Aqueles que estão no campo dos destilados discordam. Na disputa, estão munidos de dois argumentos principais. O primeiro é que, ao deixar a alíquota da cerveja mais baixa, o governo acaba por incentivar sua compra em detrimento de outras bebidas, já que o consumidor brasileiro tem restrições de renda e é muito sensível a preço.
O outro é que, no Brasil, o consumo de cerveja é tão mais expressivo — os destilados são apenas 5% do mercado — que, na prática, o segmento cervejeiro é o responsável pelos maiores danos à saúde.
“Poupar a bebida em que se concentra a maior parcela do consumo seria ineficiente para combater o consumo nocivo. Tentam construir a falsa narrativa de que a cerveja seria, de alguma forma, mais saudável. A quantidade de álcool por dose padrão é aproximadamente a mesma entre destilados, cerveja e vinho”, afirma Eduardo Cidade, presidente da Associação Brasileira de Bebida Destilada (ABBD), que tem entre as associadas empresas como Bacardí, Diageo e Pernod Ricard.
Os destilados robusteceram seu arsenal nas últimas semanas, depois da publicação de uma recomendação pelo Conselho Nacional de Saúde. Em sua posição sobre o Imposto Seletivo, o órgão defendeu a tributação majorada para produtos como álcool e cigarro, mas foi contra a variação conforme o teor alcoólico. “Tendo em vista que esta medida reduziria significativamente o impacto sobre a cerveja, responsável por 90% do consumo de álcool no país”, argumentou o conselho.
Por trás da discussão sobre a saúde da população, existe o temor dos dois lados de que a Reforma Tributária traga prejuízos às companhias. Ao pedir isonomia tributária, os destilados querem melhorar sua competitividade. Eles lembram que já sofrem restrições de publicidade. Já as cervejarias temem que, se o pedido por uma alíquota única ganhar tração, o imposto de todas suba. Para uma indústria que fatura cerca de R$ 80 bilhões por ano, qualquer variação representa muito.

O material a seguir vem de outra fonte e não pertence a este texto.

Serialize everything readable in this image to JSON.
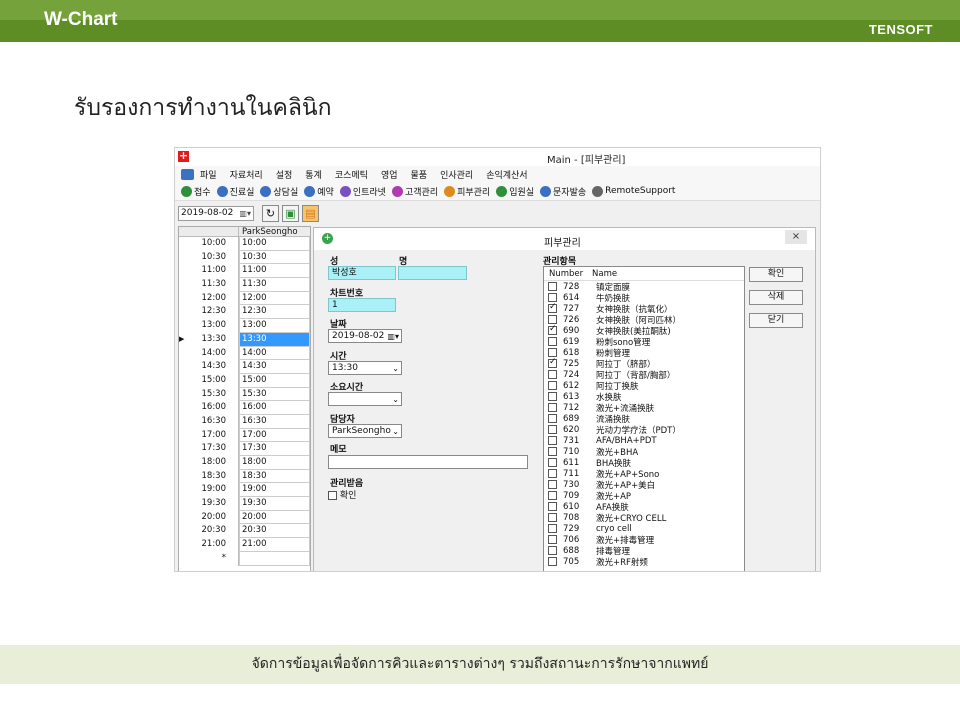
{
  "header": {
    "brand": "W-Chart",
    "company": "TENSOFT"
  },
  "slide_title": "รับรองการทำงานในคลินิก",
  "footer_text": "จัดการข้อมูลเพื่อจัดการคิวและตารางต่างๆ รวมถึงสถานะการรักษาจากแพทย์",
  "app": {
    "title": "Main - [피부관리]",
    "menu": [
      "파일",
      "자료처리",
      "설정",
      "통계",
      "코스메틱",
      "영업",
      "물품",
      "인사관리",
      "손익계산서"
    ],
    "toolbar": [
      {
        "label": "접수",
        "icon": "reception-icon",
        "color": "#2f8f3b"
      },
      {
        "label": "진료실",
        "icon": "doctor-icon",
        "color": "#3a6fc4"
      },
      {
        "label": "상담실",
        "icon": "consult-icon",
        "color": "#3a6fc4"
      },
      {
        "label": "예약",
        "icon": "reservation-icon",
        "color": "#3a6fc4"
      },
      {
        "label": "인트라넷",
        "icon": "intranet-icon",
        "color": "#7a4fc2"
      },
      {
        "label": "고객관리",
        "icon": "customer-icon",
        "color": "#b03ab0"
      },
      {
        "label": "피부관리",
        "icon": "skincare-icon",
        "color": "#e08a1e"
      },
      {
        "label": "입원실",
        "icon": "ward-icon",
        "color": "#2f8f3b"
      },
      {
        "label": "문자발송",
        "icon": "sms-icon",
        "color": "#3a6fc4"
      },
      {
        "label": "RemoteSupport",
        "icon": "remote-icon",
        "color": "#666666"
      }
    ],
    "date": "2019-08-02",
    "schedule": {
      "column": "ParkSeongho",
      "selected": "13:30",
      "rows": [
        {
          "time": "10:00",
          "cell": "10:00"
        },
        {
          "time": "10:30",
          "cell": "10:30"
        },
        {
          "time": "11:00",
          "cell": "11:00"
        },
        {
          "time": "11:30",
          "cell": "11:30"
        },
        {
          "time": "12:00",
          "cell": "12:00"
        },
        {
          "time": "12:30",
          "cell": "12:30"
        },
        {
          "time": "13:00",
          "cell": "13:00"
        },
        {
          "time": "13:30",
          "cell": "13:30"
        },
        {
          "time": "14:00",
          "cell": "14:00"
        },
        {
          "time": "14:30",
          "cell": "14:30"
        },
        {
          "time": "15:00",
          "cell": "15:00"
        },
        {
          "time": "15:30",
          "cell": "15:30"
        },
        {
          "time": "16:00",
          "cell": "16:00"
        },
        {
          "time": "16:30",
          "cell": "16:30"
        },
        {
          "time": "17:00",
          "cell": "17:00"
        },
        {
          "time": "17:30",
          "cell": "17:30"
        },
        {
          "time": "18:00",
          "cell": "18:00"
        },
        {
          "time": "18:30",
          "cell": "18:30"
        },
        {
          "time": "19:00",
          "cell": "19:00"
        },
        {
          "time": "19:30",
          "cell": "19:30"
        },
        {
          "time": "20:00",
          "cell": "20:00"
        },
        {
          "time": "20:30",
          "cell": "20:30"
        },
        {
          "time": "21:00",
          "cell": "21:00"
        },
        {
          "time": "*",
          "cell": ""
        }
      ]
    },
    "dialog": {
      "title": "피부관리",
      "close": "×",
      "surname_label": "성",
      "name_label": "명",
      "surname_value": "박성호",
      "name_value": "",
      "chart_label": "차트번호",
      "chart_value": "1",
      "date_label": "날짜",
      "date_value": "2019-08-02",
      "time_label": "시간",
      "time_value": "13:30",
      "duration_label": "소요시간",
      "duration_value": "",
      "staff_label": "담당자",
      "staff_value": "ParkSeongho",
      "memo_label": "메모",
      "memo_value": "",
      "received_label": "관리받음",
      "confirm_check_label": "확인",
      "items_label": "관리항목",
      "col_number": "Number",
      "col_name": "Name",
      "buttons": {
        "ok": "확인",
        "delete": "삭제",
        "close": "닫기"
      },
      "items": [
        {
          "num": "728",
          "name": "镇定面膜",
          "checked": false
        },
        {
          "num": "614",
          "name": "牛奶换肤",
          "checked": false
        },
        {
          "num": "727",
          "name": "女神换肤（抗氧化）",
          "checked": true
        },
        {
          "num": "726",
          "name": "女神换肤（阿司匹林）",
          "checked": false
        },
        {
          "num": "690",
          "name": "女神换肤(美拉酮肽)",
          "checked": true
        },
        {
          "num": "619",
          "name": "粉刺sono管理",
          "checked": false
        },
        {
          "num": "618",
          "name": "粉刺管理",
          "checked": false
        },
        {
          "num": "725",
          "name": "阿拉丁（脐部）",
          "checked": true
        },
        {
          "num": "724",
          "name": "阿拉丁（背部/胸部）",
          "checked": false
        },
        {
          "num": "612",
          "name": "阿拉丁换肤",
          "checked": false
        },
        {
          "num": "613",
          "name": "水换肤",
          "checked": false
        },
        {
          "num": "712",
          "name": "激光+流涌换肤",
          "checked": false
        },
        {
          "num": "689",
          "name": "流涌换肤",
          "checked": false
        },
        {
          "num": "620",
          "name": "光动力学疗法（PDT）",
          "checked": false
        },
        {
          "num": "731",
          "name": "AFA/BHA+PDT",
          "checked": false
        },
        {
          "num": "710",
          "name": "激光+BHA",
          "checked": false
        },
        {
          "num": "611",
          "name": "BHA换肤",
          "checked": false
        },
        {
          "num": "711",
          "name": "激光+AP+Sono",
          "checked": false
        },
        {
          "num": "730",
          "name": "激光+AP+美白",
          "checked": false
        },
        {
          "num": "709",
          "name": "激光+AP",
          "checked": false
        },
        {
          "num": "610",
          "name": "AFA换肤",
          "checked": false
        },
        {
          "num": "708",
          "name": "激光+CRYO CELL",
          "checked": false
        },
        {
          "num": "729",
          "name": "cryo cell",
          "checked": false
        },
        {
          "num": "706",
          "name": "激光+排毒管理",
          "checked": false
        },
        {
          "num": "688",
          "name": "排毒管理",
          "checked": false
        },
        {
          "num": "705",
          "name": "激光+RF射频",
          "checked": false
        }
      ]
    }
  }
}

Quem acompanha a discussão reconhece que as cervejarias têm um trunfo. O fato de o produto ser fabricado no país pode sensibilizar integrantes de um governo que tem no incentivo à produção local o centro de sua política industrial. Os destilados, em sua maioria importados, sabem disso e já têm procurado integrantes do Ministério da Fazenda e do Palácio do Planalto para lembrar que bares, restaurantes e empresas de eventos contam com o segmento para prosperar.